Sunday, August 27, 2006

Fascists Under the Bed

by Patrick J. Buchanan


“President Likens Dewey to Hitler as Fascist Tool.”


So ran the New York Times headline, Oct. 26, 1948, after what Dewey biographer Richard Norton Smith called a “particularly vitriolic attack in Chicago” by Harry Truman.

What brings this to mind is President Bush’s assertion that we are “at war with Islamic fascism” and “Islamofascism.”

After the transatlantic bomb plot was smashed, Bush said the plotters “try to spread their jihadist message—a message I call, it’s totalitarian in nature—Islamic radicalism, Islamic fascism, they try to spread it as well by taking the attack to those of us who love freedom.”

What is wrong with the term Islamofascism?

First, there is no consensus as to what “fascism” even means. Orwell said when someone calls Smith a fascist, what he means is, “I hate Smith. ” By calling Smith a fascist, you force Smith to deny he’s a sympathizer of Hitler and Mussolini.

As a concept, writes Arnold Beichman of the Hoover Institution, “fascism ... has no intellectual basis; its founders did not even pretend to have any. Hitler’s ravings in Mein Kampf ... Mussolini’s boastful balcony speeches, all can be described, in the words of Roger Scruton, as ‘an amalgam of disparate conceptions.’”

Richard Pipes considers Stalinism and Hilterism to be siblings of the same birth mother: “Bolshevism and fascism were heresies of socialism.”

Since the 1930s, “fascist” has been a term of hate and abuse used by the Left against the Right, as in the Harry Truman campaign. In 1964, Martin Luther King Jr. claimed to see in the Goldwater campaign “dangerous signs of Hitlerism.” Twin the words, “Reagan, fascism” in Google and 1,800,000 references pop up.

Unsurprisingly, it is neoconservatives, whose roots are in the Trotskyist-Social Democratic Left, who are promoting use of the term. Their goal is to have Bush stuff al-Qaeda, Hamas, Hezbollah, Syria, and Iran into an “Islamofascist” kill box, then let SAC do the rest.

The term represents the same lazy, shallow thinking that got us into Iraq, where Americans were persuaded that by dumping over Saddam, we were avenging 9/11.

But Saddam was about as devout a practitioner of Islam as his idol Stalin was of the Russian Orthodox faith. Saddam was into booze, mistresses, movies, monuments, palaces, and dynasty. Bin Laden loathed him and volunteered to fight him in 1991, if Saudi Arabia would only not bring the Americans in to do the fighting Islamic warriors ought to be doing themselves.

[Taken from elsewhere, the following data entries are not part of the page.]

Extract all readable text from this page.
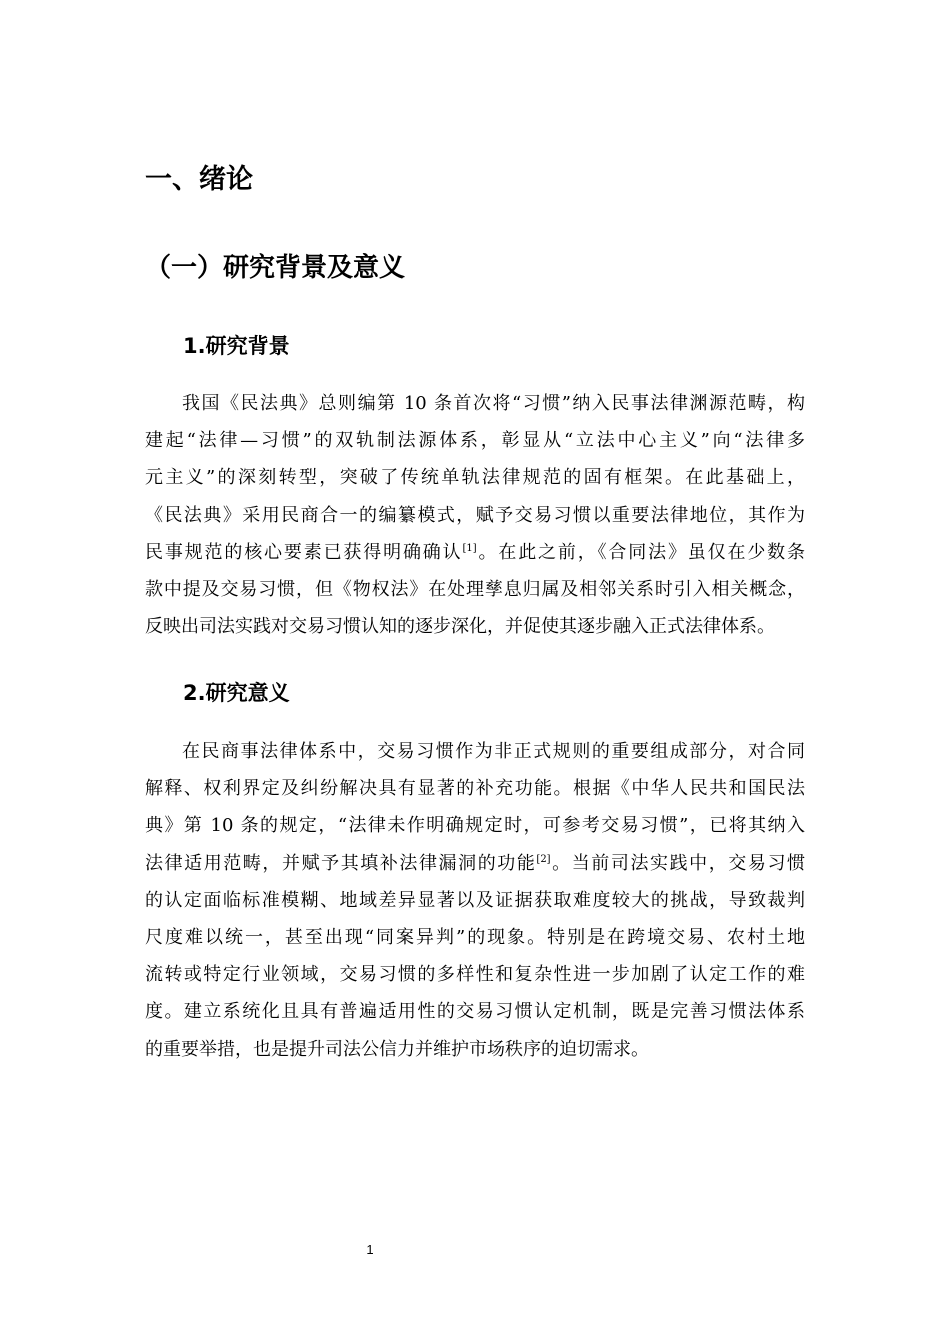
一、绪论
（一）研究背景及意义
1.研究背景
我国《民法典》总则编第 10 条首次将“习惯”纳入民事法律渊源范畴，构
建起“法律—习惯”的双轨制法源体系，彰显从“立法中心主义”向“法律多
元主义”的深刻转型，突破了传统单轨法律规范的固有框架。在此基础上，
《民法典》采用民商合一的编纂模式，赋予交易习惯以重要法律地位，其作为
民事规范的核心要素已获得明确确认[1]。在此之前，《合同法》虽仅在少数条
款中提及交易习惯，但《物权法》在处理孳息归属及相邻关系时引入相关概念，
反映出司法实践对交易习惯认知的逐步深化，并促使其逐步融入正式法律体系。
2.研究意义
在民商事法律体系中，交易习惯作为非正式规则的重要组成部分，对合同
解释、权利界定及纠纷解决具有显著的补充功能。根据《中华人民共和国民法
典》第 10 条的规定，“法律未作明确规定时，可参考交易习惯”，已将其纳入
法律适用范畴，并赋予其填补法律漏洞的功能[2]。当前司法实践中，交易习惯
的认定面临标准模糊、地域差异显著以及证据获取难度较大的挑战，导致裁判
尺度难以统一，甚至出现“同案异判”的现象。特别是在跨境交易、农村土地
流转或特定行业领域，交易习惯的多样性和复杂性进一步加剧了认定工作的难
度。建立系统化且具有普遍适用性的交易习惯认定机制，既是完善习惯法体系
的重要举措，也是提升司法公信力并维护市场秩序的迫切需求。
1
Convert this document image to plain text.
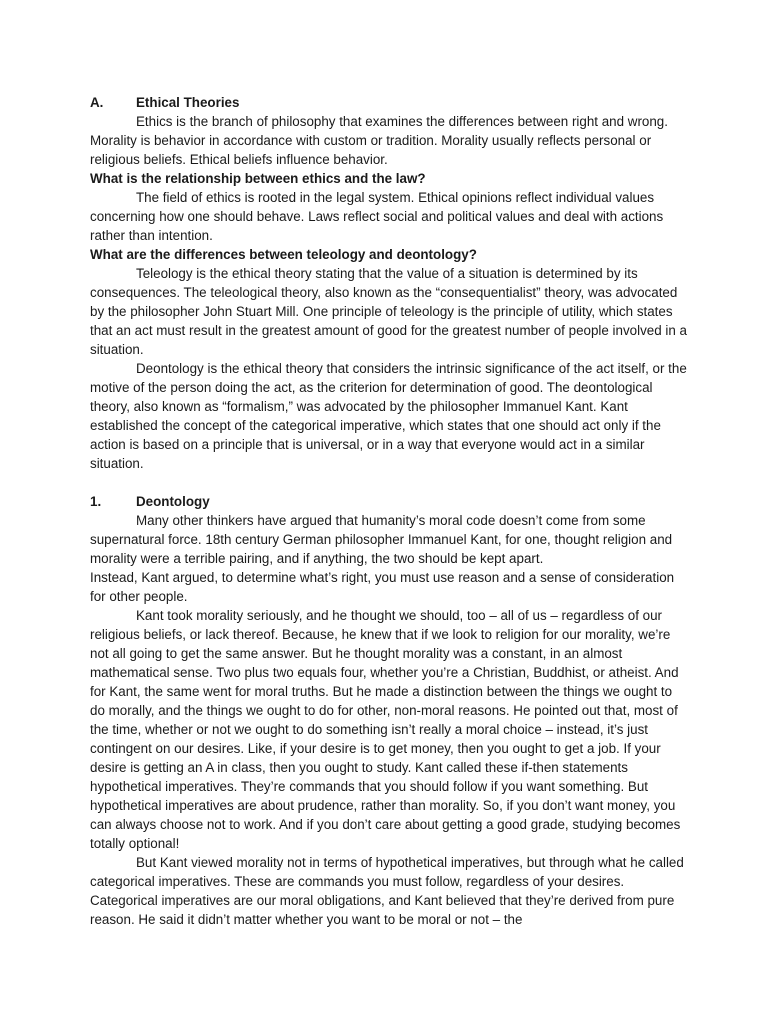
A.	Ethical Theories

Ethics is the branch of philosophy that examines the differences between right and wrong. Morality is behavior in accordance with custom or tradition. Morality usually reflects personal or religious beliefs. Ethical beliefs influence behavior.

What is the relationship between ethics and the law?

The field of ethics is rooted in the legal system. Ethical opinions reflect individual values concerning how one should behave. Laws reflect social and political values and deal with actions rather than intention.

What are the differences between teleology and deontology?

Teleology is the ethical theory stating that the value of a situation is determined by its consequences. The teleological theory, also known as the “consequentialist” theory, was advocated by the philosopher John Stuart Mill. One principle of teleology is the principle of utility, which states that an act must result in the greatest amount of good for the greatest number of people involved in a situation.

Deontology is the ethical theory that considers the intrinsic significance of the act itself, or the motive of the person doing the act, as the criterion for determination of good. The deontological theory, also known as “formalism,” was advocated by the philosopher Immanuel Kant. Kant established the concept of the categorical imperative, which states that one should act only if the action is based on a principle that is universal, or in a way that everyone would act in a similar situation.

1.	Deontology

Many other thinkers have argued that humanity’s moral code doesn’t come from some supernatural force. 18th century German philosopher Immanuel Kant, for one, thought religion and morality were a terrible pairing, and if anything, the two should be kept apart.

Instead, Kant argued, to determine what’s right, you must use reason and a sense of consideration for other people.

Kant took morality seriously, and he thought we should, too – all of us – regardless of our religious beliefs, or lack thereof. Because, he knew that if we look to religion for our morality, we’re not all going to get the same answer. But he thought morality was a constant, in an almost mathematical sense. Two plus two equals four, whether you’re a Christian, Buddhist, or atheist. And for Kant, the same went for moral truths. But he made a distinction between the things we ought to do morally, and the things we ought to do for other, non-moral reasons. He pointed out that, most of the time, whether or not we ought to do something isn’t really a moral choice – instead, it’s just contingent on our desires. Like, if your desire is to get money, then you ought to get a job. If your desire is getting an A in class, then you ought to study. Kant called these if-then statements hypothetical imperatives. They’re commands that you should follow if you want something. But hypothetical imperatives are about prudence, rather than morality. So, if you don’t want money, you can always choose not to work. And if you don’t care about getting a good grade, studying becomes totally optional!

But Kant viewed morality not in terms of hypothetical imperatives, but through what he called categorical imperatives. These are commands you must follow, regardless of your desires. Categorical imperatives are our moral obligations, and Kant believed that they’re derived from pure reason. He said it didn’t matter whether you want to be moral or not – the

And whatever “Islamofascism” means, Syria surely is not it. It is a secular dictatorship Bush I bribed into becoming an ally in the Gulf War. The Muslim Brotherhood is outlawed in Syria. In 1982, Hafez al-Assad perpetrated a massacre of the Brotherhood in the city of Hama that was awesome in its magnitude and horror.
As with Khaddafi, whom Bush let out of the penalty box after he agreed to pay $10 million to the family of each victim of Pan Am 103 and give up his nuclear program, America can deal with Syria, as Israel did after the Yom Kippur War—for an armistice on the Golan has stuck, as both sides have kept the deal.


America faces a variety of adversaries, enemies, and evils. But the Bombs-Away Caucus, as Iraq and Lebanon reveal, does not always have the right formula. Al-Qaeda, Hamas, Hezbollah, Syria, and Iran all present separate challenges calling forth different responses.

Al-Qaeda appears to exist for one purpose: plot and perpetrate mass murder to terrorize Americans and Europeans into getting out of the Islamic world. Contrary to what Bush believes, the 9/11 killers and London and Madrid bombers were not out to repeal the Bill of Rights, if any ever read it. They are out to kill us and we have to get them first.

Hamas and Hezbollah have used terrorism, but like Begin’s Irgun and Mandela’s ANC, they have social and political agendas that require state power to implement. And once a guerrilla/terrorist movement takes over a state, it acquires state assets and interests that are then vulnerable to the U.S. military and economic power.
Why did the Ayatollah let the American hostages go, as Reagan raised his right hand to take the oath? Why has Syria not come to the rescue of Hezbollah? Why has Ahmadinejad not rocketed Tel Aviv in solidarity with his embattled allies in Lebanon? Res ipsa loquitur. The thing speaks for itself. They don’t want war with Israel; they don’t want war with the United States.

“Islamofascism” should be jettisoned from Bush’s vocabulary. It yokes the faith of a billion people with an odious ideology. Imagine how Christians would have reacted had FDR taken to declaring Franco’s Spain and Mussolini’s Italy “Christo-fascist.”


If Mr. Bush does not want a war of civilizations, he will drop these propaganda terms that are designed to inflame passions rather than inform the public of the nature of the war we are in.